Parachat Toldot

Parachat Toldot

« Yts’hak devenu vieux … appelle Essav son filset lui demandede lui préparer un mets savoureux … afin que mon âme te bénisse avant que je meure. » (Bérechit XXVII, 1-4). Comment Yits’hak a-t-il pu se méprendre sur le comportement de son fils Essav, au point de vouloir le bénir, lui, plutôt que Yaacov ? Ne savait-il pas que derrière les questions spécieuses qu’il posait, se cachait en fait un Racha ?

Pourquoi Rivka n’a-t-elle rien dit à Yits’hak ? On lui avait pourtant révélé pendant sa grossesse que deux peuples sortiraient d’elle, un Tsadik et un Racha. Les commentateurs répondent que l’information étant d’ordre prophétique, elle pensait que si Yits’hak devait la savoir, l’Eternel la lui aurait apprise directement.

En tout cas, en grandissant, Yaakov et Essav étaient tellement différents, dans leur choix de vie et dans leur conduite, qu’il n’y avait plus de doute sur le destin de Essav. Yits’hak pouvait-il encore l’ignorer ? Essav était né Admoni (rouge) signe d’une prédisposition à verser le sang (Rachi XXV, 25). Plus loin, Yits’hak dira qu’Essav n’avait pas l’habitude de mentionner le nom de D… (Rachi XXVII, 21). Yits’hak connaissait donc son fils mais voulait tout de même le bénir, lui, plutôt que son frère Yaakov !

Le rav Yits’hak Dov Koppelman, zatsal, rappelle le Midrach (rabba 65,9) qui dit que Yits’hak demanda à D… des souffrances, des Yissourim, dans ce monde-ci. L’Eternel lui dit alors : « Tu demandes quelque chose de bon, et c’est par toi que les souffrances commenceront ! » Yits’hak était le symbole de la Guévoura, la rigueur et il pensait que justement, à travers les difficultés et les tourments, il se surpasserait pour pouvoir servir l’Eternel de tout son être. Le Ramban écrit aussi (dans son introduction au livre de Iyob) qu’il vaut mieux, pour un Tsadik, endurer sur terre toutes les souffrances de Iyob, et ne pas perdre de ses hauts niveaux dans le monde futur. Rabbi Akiva, aussi, au moment où les romains  lui arrachaient la peau avec des pinces en fer, avait dit à ses élèves : « Toute ma vie, j’attendais de pouvoir vivre le verset : Tu aimeras l’Eternel de toute ton âme, quand bien même Il te prendrait ton âme ! Et aujourd’hui que je peux l’accomplir, ne vais-je pas le faire ? » C’est que, par ses souffrances, l’amour de D… chez Rabbi Akiva allait connaître un niveau tel, qu’il n’aurait jamais pu atteindre autrement. Car les Yissourim peuvent élever l’homme à des niveaux spirituels exceptionnels.

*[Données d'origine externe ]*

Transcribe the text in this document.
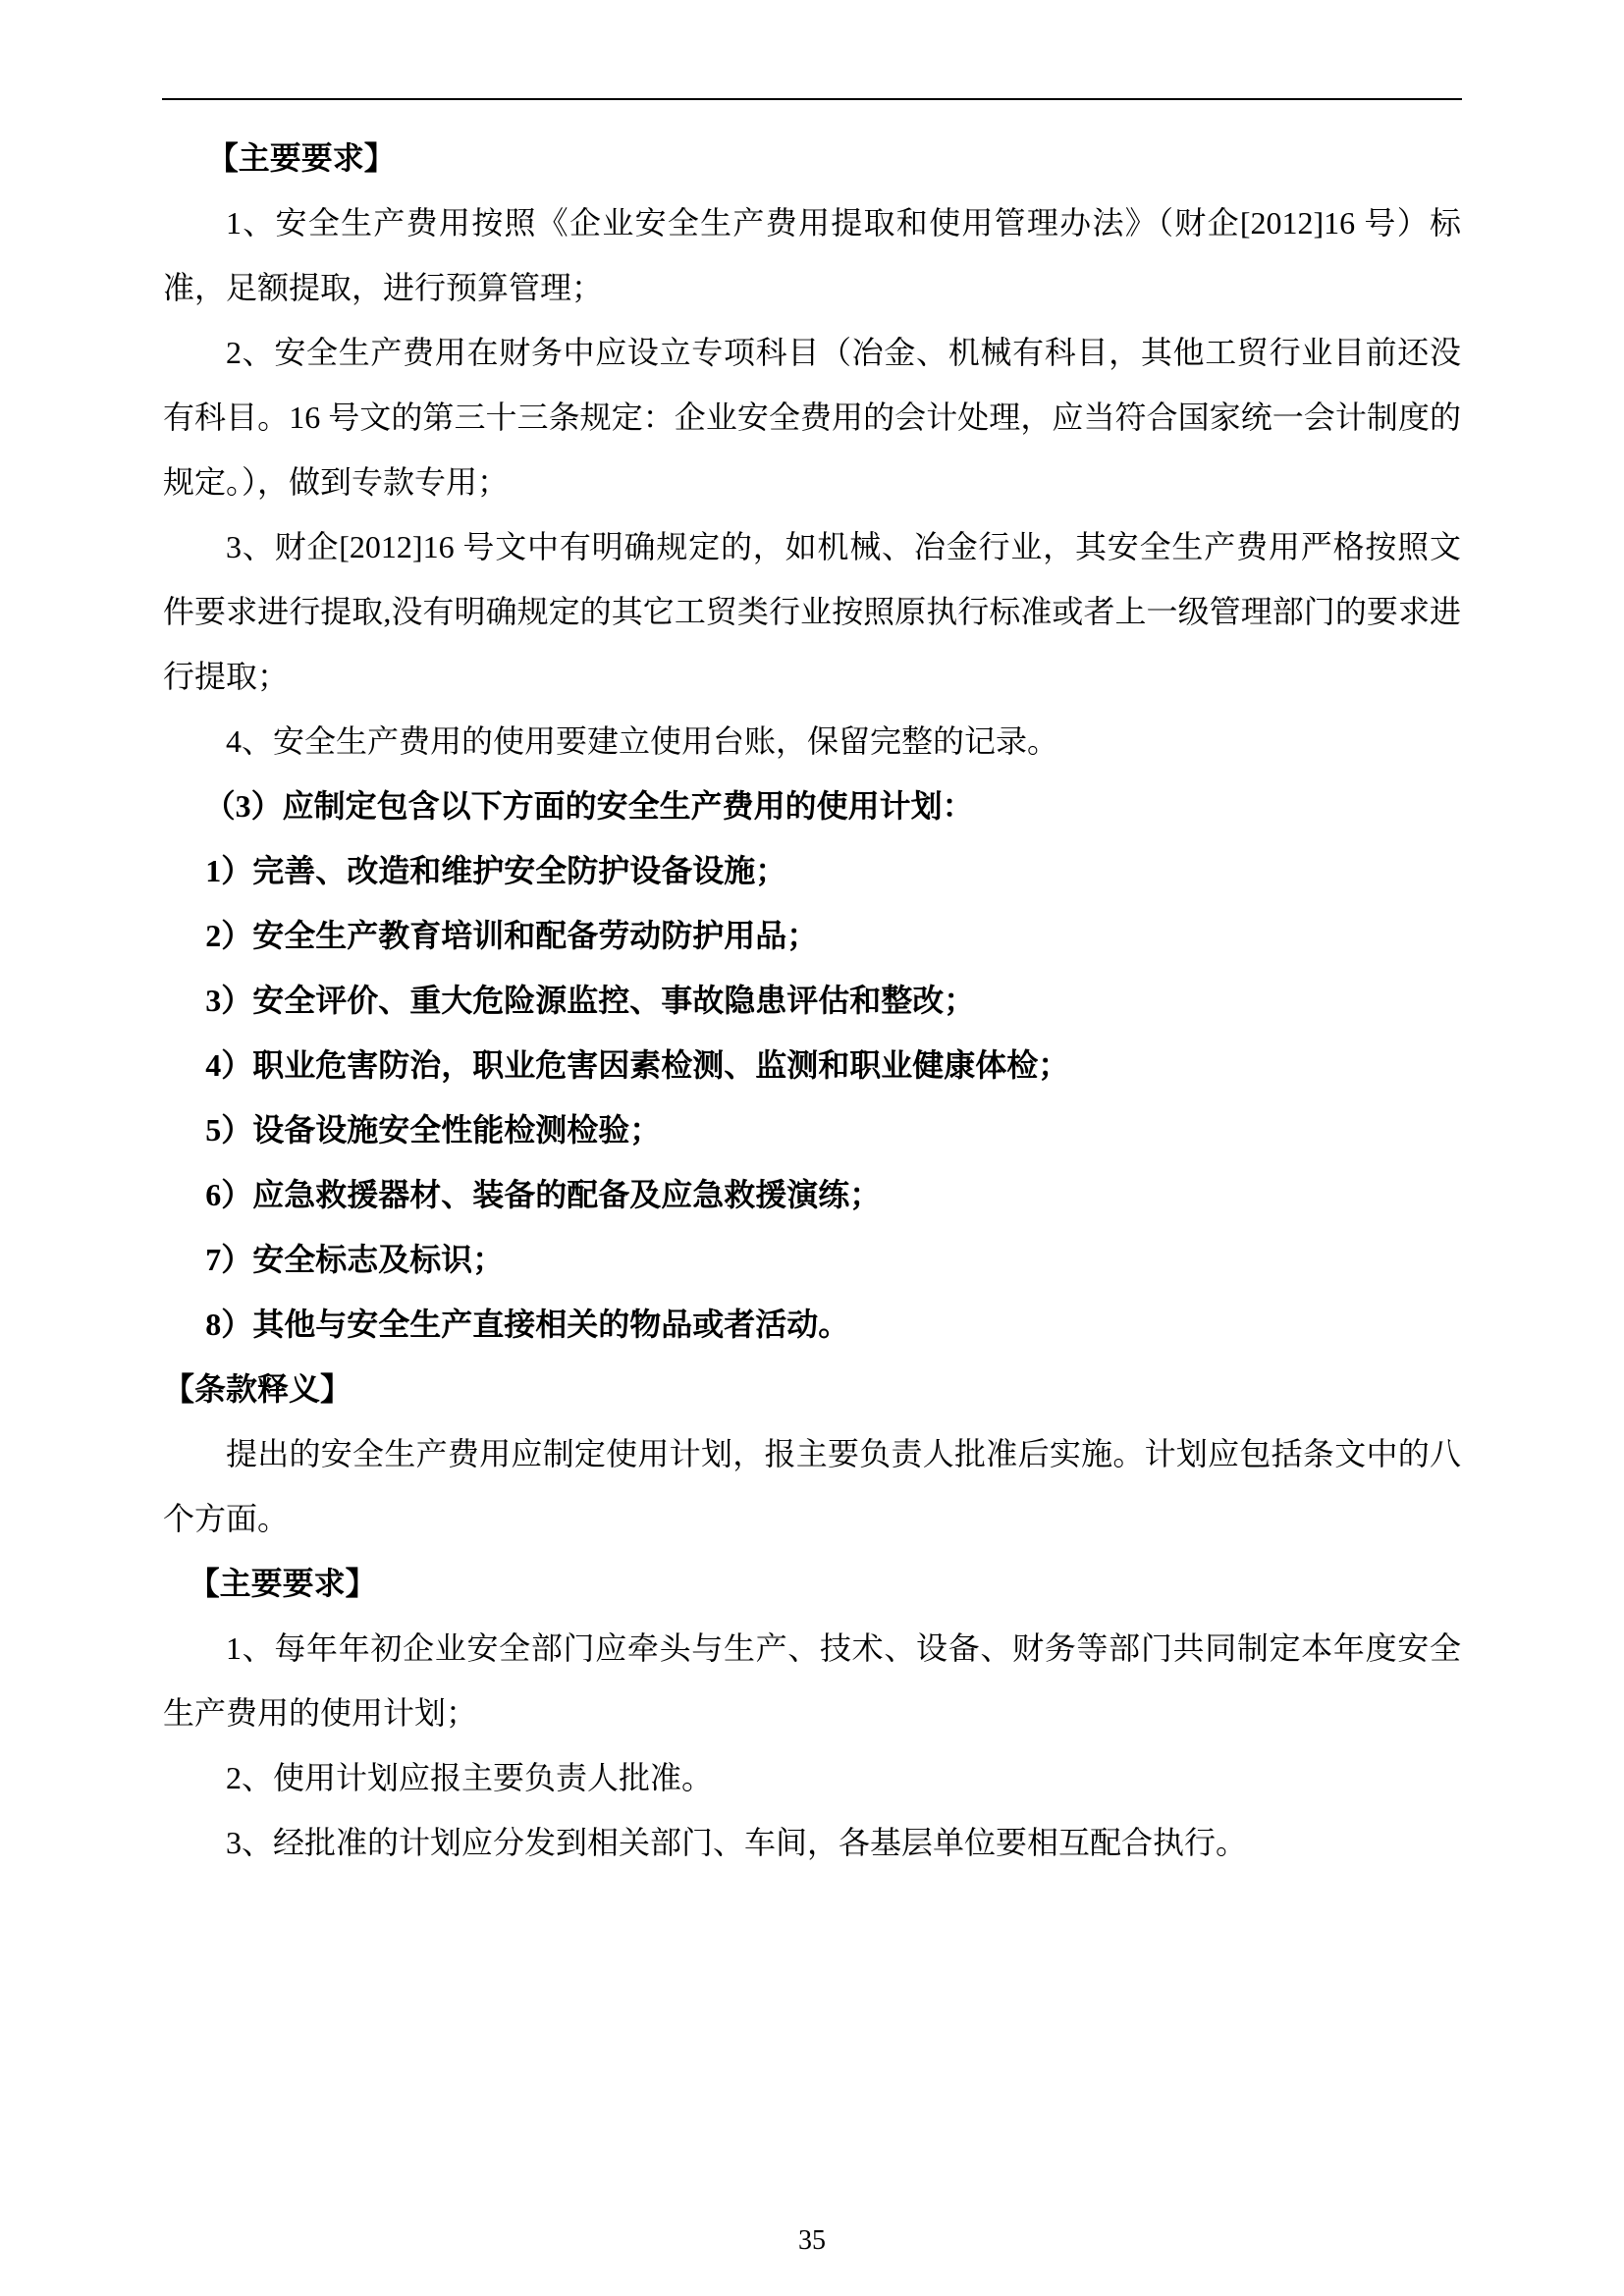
【主要要求】

1、安全生产费用按照《企业安全生产费用提取和使用管理办法》（财企[2012]16 号）标准，足额提取，进行预算管理；

2、安全生产费用在财务中应设立专项科目（冶金、机械有科目，其他工贸行业目前还没有科目。16 号文的第三十三条规定：企业安全费用的会计处理，应当符合国家统一会计制度的规定。），做到专款专用；

3、财企[2012]16 号文中有明确规定的，如机械、冶金行业，其安全生产费用严格按照文件要求进行提取,没有明确规定的其它工贸类行业按照原执行标准或者上一级管理部门的要求进行提取；

4、安全生产费用的使用要建立使用台账，保留完整的记录。

（3）应制定包含以下方面的安全生产费用的使用计划：

1）完善、改造和维护安全防护设备设施；

2）安全生产教育培训和配备劳动防护用品；

3）安全评价、重大危险源监控、事故隐患评估和整改；

4）职业危害防治，职业危害因素检测、监测和职业健康体检；

5）设备设施安全性能检测检验；

6）应急救援器材、装备的配备及应急救援演练；

7）安全标志及标识；

8）其他与安全生产直接相关的物品或者活动。

【条款释义】

提出的安全生产费用应制定使用计划，报主要负责人批准后实施。计划应包括条文中的八个方面。

【主要要求】

1、每年年初企业安全部门应牵头与生产、技术、设备、财务等部门共同制定本年度安全生产费用的使用计划；

2、使用计划应报主要负责人批准。

3、经批准的计划应分发到相关部门、车间，各基层单位要相互配合执行。

35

C’est pourquoi, explique le rav Koppelman, Yits’hak ne voulait pas donner ses bénédictions à Yaakov. Il pensait que Yaakov devait dépendre entièrement de Essav, lequel le ferait certes souffrir pour ne lui octroyer que le minimum nécessaire à la vie matérielle, ce qui le mènerait cependant à de hauts niveaux spirituels, par la justice et par la rigueur. Mais cette mida de rigueur n’était propre qu’à Yits’hak ; l’Eternel voulait pour Yaakov, une mida différente.

L’homme vit sur terre avec des besoins matériels qu’il lui importe de satisfaire, mais dont les profits sont juste une aide, pour mener à bien sa mission spirituelle. Dans ce parcours, maintes épreuves risquent de l’éloigner, voire de le détourner de son Créateur. Pourquoi finalement Yaakov devait-il recevoir ses bénédictions par la ruse ? Pour justement apprendre à ne revêtir que l’apparence de son frère : il a dû porter ses habits, se couvrir d’une peau de bête pour paraître poilu comme lui, et recevoir ses bénédictions pour avoir lui aussi une place dans ce monde qui est celui de Essav. Mais il est resté  lui-même dans son for intérieur, n’a pas cherché à dissimuler sa voix, « la voix de Yaakov » qui tant qu’elle se fera entendre aura toujours le dessus sur « les mains de Essav ».